In the early 15th century, during the middle of the Hundred Years' War, England and France were fighting for sovereignty over France. It was a time of hand-to-hand combat, the invention of the longbow, and real knights in armor.
Simon Beauvallet was born in 1386, the illegitimate son of Geoffrey of Malvallet. After his mother's death in 1400, he and his half-brother, the legitimate son and heir of his father, became great friends of the Prince, fighting against France.

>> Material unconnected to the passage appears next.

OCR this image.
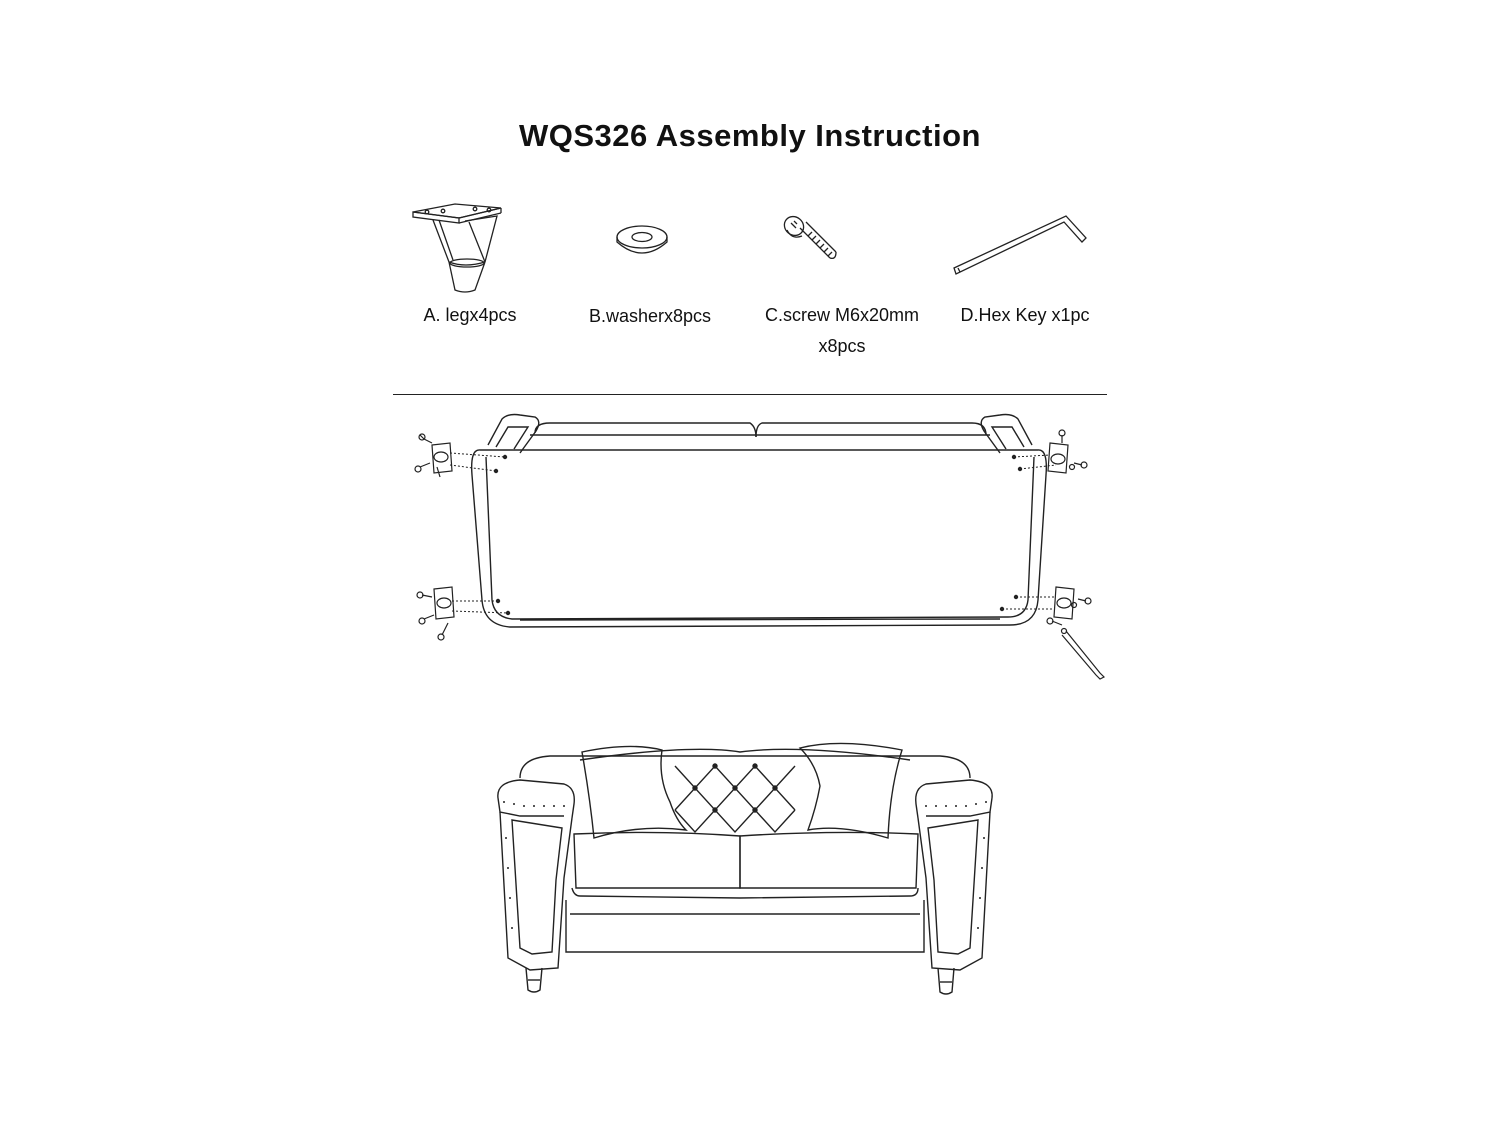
WQS326 Assembly Instruction
A. legx4pcs	B.washerx8pcs	C.screw M6x20mm
x8pcs
D.Hex Key x1pc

Known for his silence and nicknamed "the Coldheart," Simon nonetheless loved children and had a complex and deep personality. After the Battle of Agincourt in 1415, he was sent to besiege Belremy, where he met the lady, Margaret, who eventually surrendered to the English and became his bride.
"She makes the knightly days live again." —Boston Evening Transcript
"An outstanding storyteller." —The Times Literary Supplement
Georgette Heyer's novels have charmed and delighted millions of readers for decades. English Heritage has awarded Georgette Heyer one of their prestigious Blue Plaques, designating her Wimbledon home as the residence of an important figure in British history. She was born in Wimbledon in August 1902. She wrote her first novel, The Black Moth, at the age of seventeen to amuse her convalescent brother; it was published in 1921 and became an instant success. Heyer published 56 books over the next 53 years, until her death from lung cancer in 1974. Her last book, My Lord John, was published posthumously in 1975. A very private woman, she rarely reached out to the public to discuss her works or personal life. Her work included Regency romances, mysteries and historical fiction. Known as the Queen of Regency romance, Heyer was legendary for her research, historical accuracy and her extraordinary plots and characterizations. She was married to George Ronald Rougier, a barrister, and they had one son, Richard.